The issue of noise varies from library to library, but Rhea is right leniency has grown over the years. In public libraries, I believe the philosophy is, they want to be more inviting to everyone and more people wish to talk than not. A balance between quiet areas and talking areas is hard to maintain in a small open library. In my local public libraries, the larger one maintains a quiet area in the reference section which is on another floor, while the children’s section is noisy, and another public library has noise throughout the library, mainly because there are no walls. It is just one large area, and very busy all the time. Noise happens. In Library X, we are the unofficial student union. Clubs gather here, study groups meet, even birthday parties are thrown. This has become part of our function.
But you are more likely to find quiet areas in academic libraries. (Library X is not the norm.) Sometimes those quiet areas are designated by the library, but usually the patrons are the ones who determine the noise level. In Library X, we have designated the bottom floor as the quiet floor, while all other floors allow talking. But some of the other libraries on campus are quiet throughout. Not because the library strictly enforces quiet but because the patrons are inclined to be quiet.
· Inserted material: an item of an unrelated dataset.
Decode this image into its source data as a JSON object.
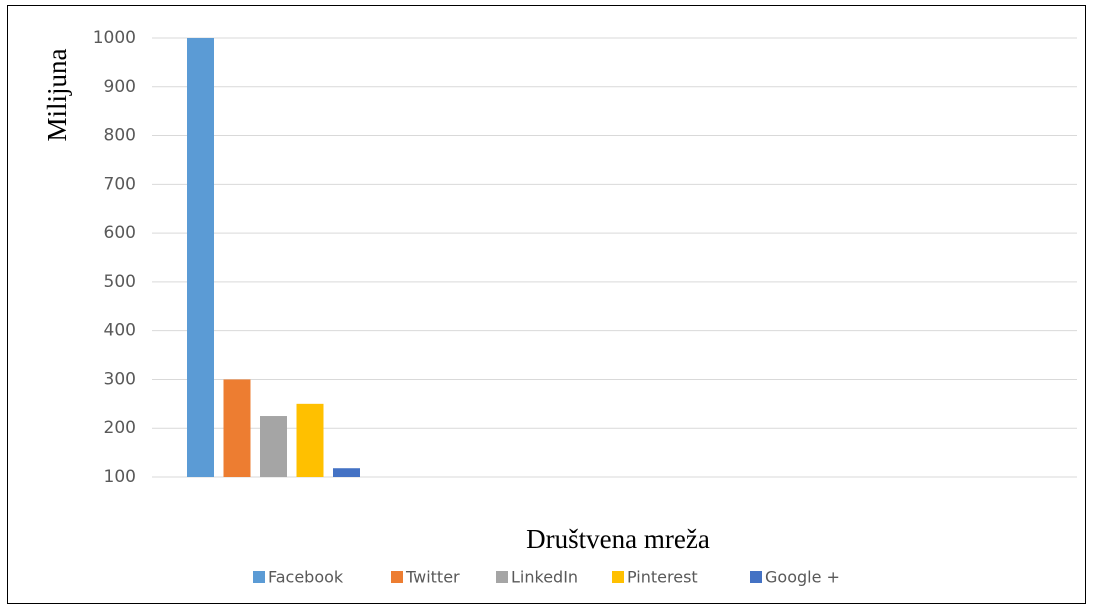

In the end, I think the noise level is determined by the library’s community. The noisy library is usually a place for programs, get-togethers, and community outreach. The quiet library is for research, academic study, and other scholastic purposes. Many of the public libraries are going to veer toward the noisy library because that’s the wish of the community. The public library is serving a much more diverse clientele, such as small children, teens, those seeking instruction on computers. None of these groups are inclined to be quiet. The academic library serves primarily students. The students come to the library to research papers, study for tests, READ. These are primarily quiet activities. So an academic library's community will wish for quiet.
If there’s a public university, a college, or even just a community college near you, you should check them out. You might find them more to your desired noise level, and often you will be able to check out materials from those libraries. I know you can at my community college and from any of the libraries on my university campus. All you need is a driver’s license from our state, and even then, we make exceptions.